Presented by the Government Accountability Project & Open The Government
Sponsored by Open Gov Hub & the Press Freedom Defense Fundas part of the Whistleblower Workshop Series (see other events in the series here).
This training workshop will offer insights to public interest activists on how to safely and effectively maximize the potential of two important tools for transparency: whistleblowers and FOIA.
Information about government or corporate abuses or dangerous practices can catalyze accountability and reform on issues of critical importance to public interest activists. Whistleblowers—employees who choose to disclose information about serious misconduct—can be important allies to public interest advocates. Whistleblowers have released powerful audio showing the effects of family separation of immigrants on the Southern border; exposed lavish spending and conflicts of interest by Administration cabinet heads; and revealed evidence of Russian interference with U.S. elections, all of which have galvanized Congressional oversight, hearings, investigations, and widespread citizen engagement. Information harnessed is essential to democracy.

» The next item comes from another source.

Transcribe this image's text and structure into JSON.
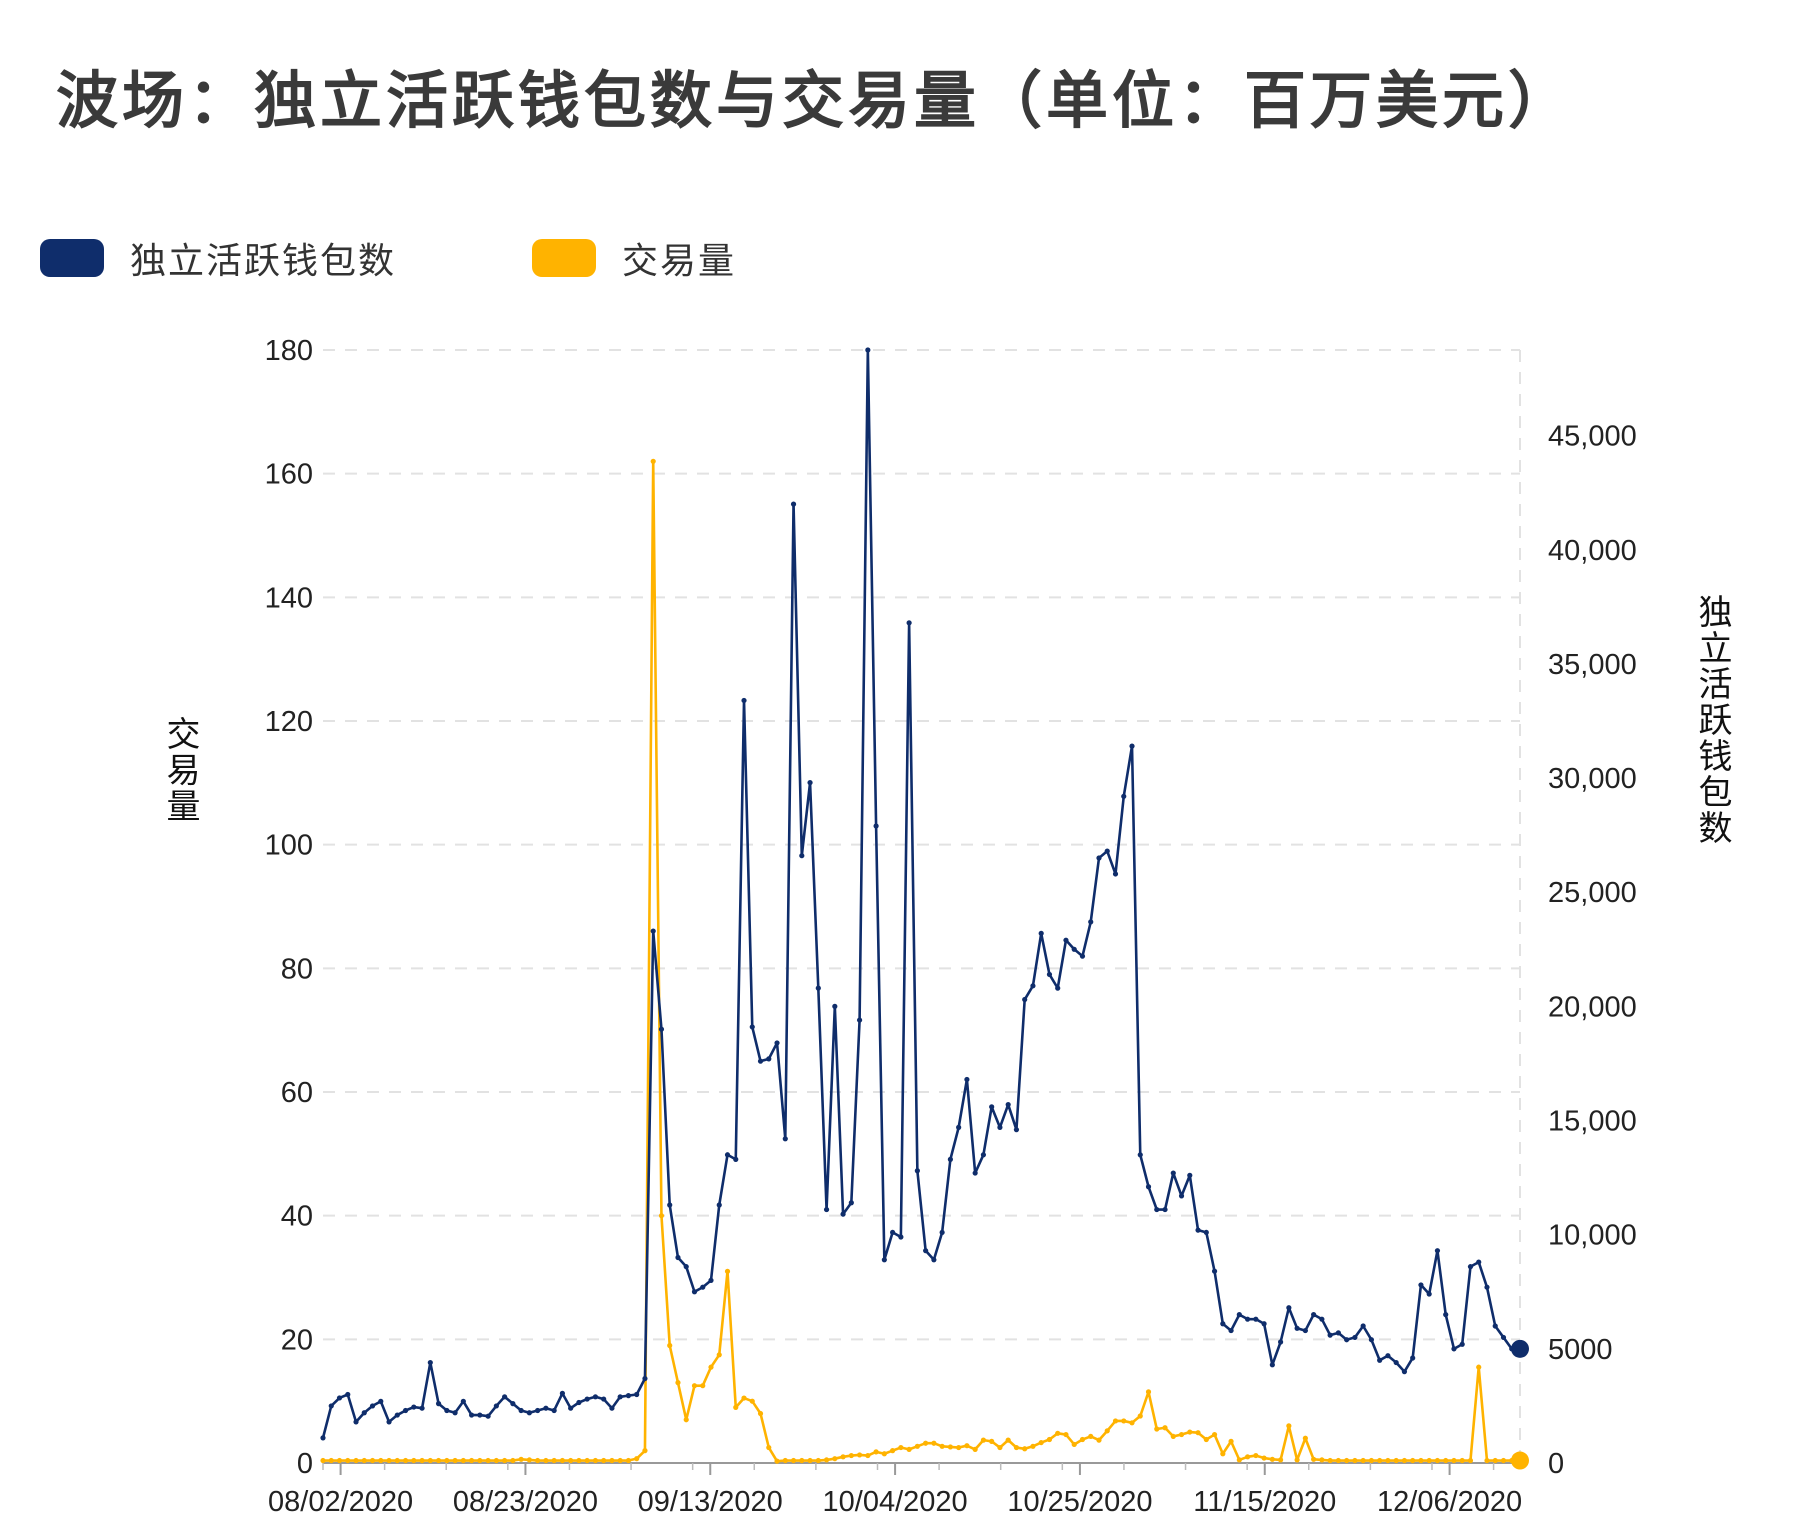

Complimenting the power of inside information, the Freedom of Information Act (FOIA) is also a critical investigative tool for journalists and organizations to amplify and expand on a whistleblower’s disclosures to advance policy advocacy.
Unsurprisingly, whistleblowers are at risk of reprisal for exposing abuses of power, as are the journalists and organizations who may work with them, with FOIA most recently being used as a way to identify employee sources. Thus while working with whistleblowers and using FOIA can leverage change, those who work with whistleblowers and use FOIA to investigate their claims must do so safely.
This training workshop will discuss the rights and vulnerabilities of employee sources while offering tactics to help leverage their information, including using FOIA, while minimizing their risk. Attendees will learn and discuss:
How whistleblowers have been critical to exposing abuses and helping advocacy campaigns
Basics about the legal rights and vulnerabilities of government and corporate whistleblowers
How to minimize reprisal risks to whistleblowers and to your organization
The pros and cons of keeping a source anonymous
How to use FOIA strategically and safely to expand on a whistleblower’s disclosure
How to use collaborative FOIA efforts to access information and fuel advocacy campaigns
Rick Blum, Policy Director, Reporters Committee for Freedom of the Press
Dana Gold, Director of Education at the Government Accountability Project
Jesse Franzblau, Policy Analyst with Open the Government
James Risen, Director, Press Freedom Defense Fund/Senior National Security Correspondent, The Intercept
About GAP: The Government Accountability Project (GAP) is the nation’s leading whistleblower protection and advocacy organization, having represented or advised over 8,000 whistleblowers since 1977. GAP serves as an important lifeline for whistleblowers, helping them hold government and corporate institutions accountable by verifying their concerns and presenting problems to public officials, advocacy groups and journalists, and seeking justice if they suffer reprisal. In addition, GAP has drafted, spearheaded the campaigns to pass or helped defend all the federal whistleblower protection laws that exist today, and have established best practice standards for domestic and international whistleblower policies.
About OTG: Open the Government is an inclusive, nonpartisan coalition that works to strengthen our democracy and empower the public by advancing policies that create a more open, accountable, and responsive government. OTG brings together groups to facilitate coordination between advocates and open government experts on ways to increase access to information and best utilize the Freedom of Information Act (FOIA). OTG regularly conducts coalition strategy meetings and roundtable discussions to identify secrecy challenges and plan collective calls for government transparency.